While Douma may have the effect of pulling his jokes off the top of his head, former colleague and current director of the Office of Student Financial Aid Susan Fischer says a lot of research goes into both the financial content of the presentation each year as well as the humor.
“He goes through and finds all the bands that came last year,” she says. “He always has to throw in the Barenaked Ladies thing… Thankfully, people still know who Barenaked Ladies are.”
But one of Douma’s most effective uses of humor in his presentation is the anecdotes he’s collected during his 51 years on campus.
He quotes one student who doesn’t understand why her account is overdrawn: “I can’t possibly be overdrawn, I still have checks in my checkbook.”
Or the student who asked the financial aid office for help paying his cell phone bill, which in turn suggested he ask his parents. The student replied: “Well, I’d have to call mom and dad.”
But Fischer points out that the office isn’t all fun and games.
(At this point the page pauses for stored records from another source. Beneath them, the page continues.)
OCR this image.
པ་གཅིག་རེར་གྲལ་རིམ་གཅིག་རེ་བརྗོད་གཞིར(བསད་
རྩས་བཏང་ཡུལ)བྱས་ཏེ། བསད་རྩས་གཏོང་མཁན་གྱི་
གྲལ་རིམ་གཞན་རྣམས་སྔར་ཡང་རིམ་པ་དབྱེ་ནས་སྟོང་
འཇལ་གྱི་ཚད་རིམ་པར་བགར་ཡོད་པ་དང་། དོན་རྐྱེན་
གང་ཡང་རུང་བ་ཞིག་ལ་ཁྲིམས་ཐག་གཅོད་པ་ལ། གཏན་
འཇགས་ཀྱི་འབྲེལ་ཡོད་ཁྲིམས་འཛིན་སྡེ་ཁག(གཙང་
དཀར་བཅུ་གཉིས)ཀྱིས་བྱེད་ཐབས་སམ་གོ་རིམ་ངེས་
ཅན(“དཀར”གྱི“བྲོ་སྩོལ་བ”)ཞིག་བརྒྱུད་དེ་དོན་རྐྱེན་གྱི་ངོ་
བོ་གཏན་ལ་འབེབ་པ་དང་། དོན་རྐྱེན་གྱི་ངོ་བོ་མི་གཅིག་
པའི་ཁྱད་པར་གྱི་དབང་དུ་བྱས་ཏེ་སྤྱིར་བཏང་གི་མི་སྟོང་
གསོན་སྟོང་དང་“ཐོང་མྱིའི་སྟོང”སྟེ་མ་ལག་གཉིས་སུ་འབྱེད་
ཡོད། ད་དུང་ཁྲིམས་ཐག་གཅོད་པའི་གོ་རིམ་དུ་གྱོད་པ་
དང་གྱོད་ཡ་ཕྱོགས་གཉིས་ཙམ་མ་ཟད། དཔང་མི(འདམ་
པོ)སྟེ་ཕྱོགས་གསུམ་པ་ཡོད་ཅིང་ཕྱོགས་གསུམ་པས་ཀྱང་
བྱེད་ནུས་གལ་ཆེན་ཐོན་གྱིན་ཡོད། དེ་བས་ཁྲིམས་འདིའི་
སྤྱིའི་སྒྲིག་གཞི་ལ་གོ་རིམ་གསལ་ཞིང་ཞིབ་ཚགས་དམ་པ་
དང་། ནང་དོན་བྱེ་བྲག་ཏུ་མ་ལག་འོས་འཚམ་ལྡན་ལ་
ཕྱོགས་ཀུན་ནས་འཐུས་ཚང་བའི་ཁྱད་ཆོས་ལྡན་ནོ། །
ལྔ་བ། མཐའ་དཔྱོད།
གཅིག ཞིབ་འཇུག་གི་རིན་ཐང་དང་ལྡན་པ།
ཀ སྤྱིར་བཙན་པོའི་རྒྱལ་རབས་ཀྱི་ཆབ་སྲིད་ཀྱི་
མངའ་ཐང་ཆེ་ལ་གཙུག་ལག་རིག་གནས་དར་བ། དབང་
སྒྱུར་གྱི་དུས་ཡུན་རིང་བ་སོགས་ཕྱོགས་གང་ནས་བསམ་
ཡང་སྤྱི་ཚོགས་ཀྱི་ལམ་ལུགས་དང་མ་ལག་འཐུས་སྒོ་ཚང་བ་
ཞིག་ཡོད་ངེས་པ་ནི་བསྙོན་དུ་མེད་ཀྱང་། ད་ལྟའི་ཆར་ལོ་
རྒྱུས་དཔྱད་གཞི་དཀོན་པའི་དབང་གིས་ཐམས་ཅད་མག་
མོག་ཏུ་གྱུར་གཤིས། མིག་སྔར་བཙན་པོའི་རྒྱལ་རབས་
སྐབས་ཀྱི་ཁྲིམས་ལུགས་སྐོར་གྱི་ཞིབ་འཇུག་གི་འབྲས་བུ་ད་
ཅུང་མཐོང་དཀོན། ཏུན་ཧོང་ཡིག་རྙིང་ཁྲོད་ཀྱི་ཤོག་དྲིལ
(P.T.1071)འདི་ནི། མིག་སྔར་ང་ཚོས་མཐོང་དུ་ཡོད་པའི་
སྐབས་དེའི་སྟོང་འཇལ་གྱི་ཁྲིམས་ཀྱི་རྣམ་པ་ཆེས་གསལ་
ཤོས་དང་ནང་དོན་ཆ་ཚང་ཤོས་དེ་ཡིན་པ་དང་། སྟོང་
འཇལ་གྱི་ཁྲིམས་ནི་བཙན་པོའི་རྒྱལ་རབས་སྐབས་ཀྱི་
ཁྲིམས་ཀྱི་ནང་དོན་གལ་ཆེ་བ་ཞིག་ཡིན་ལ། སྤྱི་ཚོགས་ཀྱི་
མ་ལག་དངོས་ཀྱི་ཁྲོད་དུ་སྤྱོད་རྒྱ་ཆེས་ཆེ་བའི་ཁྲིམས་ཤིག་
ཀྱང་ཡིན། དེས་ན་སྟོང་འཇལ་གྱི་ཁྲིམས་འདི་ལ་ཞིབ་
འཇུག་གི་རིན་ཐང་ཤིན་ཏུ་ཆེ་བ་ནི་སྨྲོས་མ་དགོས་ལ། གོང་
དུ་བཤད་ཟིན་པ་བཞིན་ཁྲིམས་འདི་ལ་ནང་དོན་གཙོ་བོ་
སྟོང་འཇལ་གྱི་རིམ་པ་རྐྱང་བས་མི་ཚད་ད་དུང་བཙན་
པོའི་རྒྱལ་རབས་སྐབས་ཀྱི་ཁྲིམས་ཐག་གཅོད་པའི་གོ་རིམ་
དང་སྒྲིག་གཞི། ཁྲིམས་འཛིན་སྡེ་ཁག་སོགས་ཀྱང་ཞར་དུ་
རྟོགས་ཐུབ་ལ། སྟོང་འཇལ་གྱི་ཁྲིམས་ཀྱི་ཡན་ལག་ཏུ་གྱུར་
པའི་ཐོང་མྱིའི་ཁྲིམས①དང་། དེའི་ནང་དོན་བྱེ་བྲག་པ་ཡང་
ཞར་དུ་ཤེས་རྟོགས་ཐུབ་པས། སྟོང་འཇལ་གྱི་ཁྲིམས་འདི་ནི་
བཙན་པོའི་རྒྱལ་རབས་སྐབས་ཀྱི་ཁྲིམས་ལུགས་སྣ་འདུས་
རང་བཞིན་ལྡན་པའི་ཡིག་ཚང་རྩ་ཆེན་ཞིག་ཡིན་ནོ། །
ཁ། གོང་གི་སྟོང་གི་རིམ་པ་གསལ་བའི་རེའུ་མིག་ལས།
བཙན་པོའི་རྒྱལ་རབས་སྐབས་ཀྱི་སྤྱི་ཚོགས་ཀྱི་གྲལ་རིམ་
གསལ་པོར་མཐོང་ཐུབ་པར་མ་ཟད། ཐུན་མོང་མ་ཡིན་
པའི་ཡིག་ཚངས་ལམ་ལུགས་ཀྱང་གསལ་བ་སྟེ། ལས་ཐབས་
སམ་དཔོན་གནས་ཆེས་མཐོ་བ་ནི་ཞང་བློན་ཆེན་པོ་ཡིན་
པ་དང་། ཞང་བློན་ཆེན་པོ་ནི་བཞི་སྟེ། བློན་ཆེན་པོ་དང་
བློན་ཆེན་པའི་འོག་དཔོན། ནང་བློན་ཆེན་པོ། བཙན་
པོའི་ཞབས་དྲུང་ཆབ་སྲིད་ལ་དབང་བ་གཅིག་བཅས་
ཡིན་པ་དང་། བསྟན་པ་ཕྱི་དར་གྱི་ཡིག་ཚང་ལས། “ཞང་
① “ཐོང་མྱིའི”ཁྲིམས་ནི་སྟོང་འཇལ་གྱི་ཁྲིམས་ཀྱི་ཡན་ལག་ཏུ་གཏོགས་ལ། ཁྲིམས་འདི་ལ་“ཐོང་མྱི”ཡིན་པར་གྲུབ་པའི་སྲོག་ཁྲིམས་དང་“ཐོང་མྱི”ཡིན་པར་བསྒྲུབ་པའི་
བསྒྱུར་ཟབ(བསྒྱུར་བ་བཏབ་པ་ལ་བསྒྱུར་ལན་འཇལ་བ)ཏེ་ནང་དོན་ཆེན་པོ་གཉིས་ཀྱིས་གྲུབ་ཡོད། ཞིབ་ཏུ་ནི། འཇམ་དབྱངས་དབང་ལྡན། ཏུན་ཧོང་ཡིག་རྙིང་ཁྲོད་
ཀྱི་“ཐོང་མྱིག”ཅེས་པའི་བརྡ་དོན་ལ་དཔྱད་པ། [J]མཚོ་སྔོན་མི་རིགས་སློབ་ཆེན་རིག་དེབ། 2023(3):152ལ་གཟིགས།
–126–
“We all have stories,” she says. “Some of them are real sad, some of them are kind of funny, and a lot of them are pretty joyous.”
She says the most rewarding experiences are when students in their last year come back to say, “I couldn’t have made it without you guys.”
Douma also points to these stories as the most memorable.
“I’m really just a bureaucrat, but it got me through the university,” he says.
But Douma didn’t just get through it. He helped put financial aid, which started in the early 1960s, on the map at UW–Madison and around the country.
“He’s been a leader in the profession since day one,” Fischer says, “not only in the state, which he has been, and on our campus, but on a regional and national level.”
Fischer, who Douma hired in the 1980s, adds that Douma is recognized nationally, and to this day Fischer’s colleagues still ask how he’s doing.
Douma’s SOAR speech, which began close to the birth of financial aid, has morphed along with it.
In 1964, Douma’s talk was much more specific and focused almost entirely on how to fill out financial aid forms.Now, his talk covers everything from tuition to talking to your students about budgeting to the social and financial advantages of student employment.
Douma says he hopes his audience gains “a confidence in their student that they can make decisions about money and make decisions about sharing information.”
“The biggest compliment I ever get is when a parent comes back and says you were right on with everything you said,” he adds.
This year’s SOAR parents, though not far enough along to know how right he will be, certainly seem to take his advice to heart.
“This was, out of anything, what I came here to hear,” says parent Patrick Hamilton from Lisle, Ill. “He answered all our questions. He was perfect.”
Joyce Gehrend of Madison also enjoyed the presentation. “I think he’s been the best presenter, he just made it very enjoyable and humorous,” she says. “He covered everything everybody needed to know.”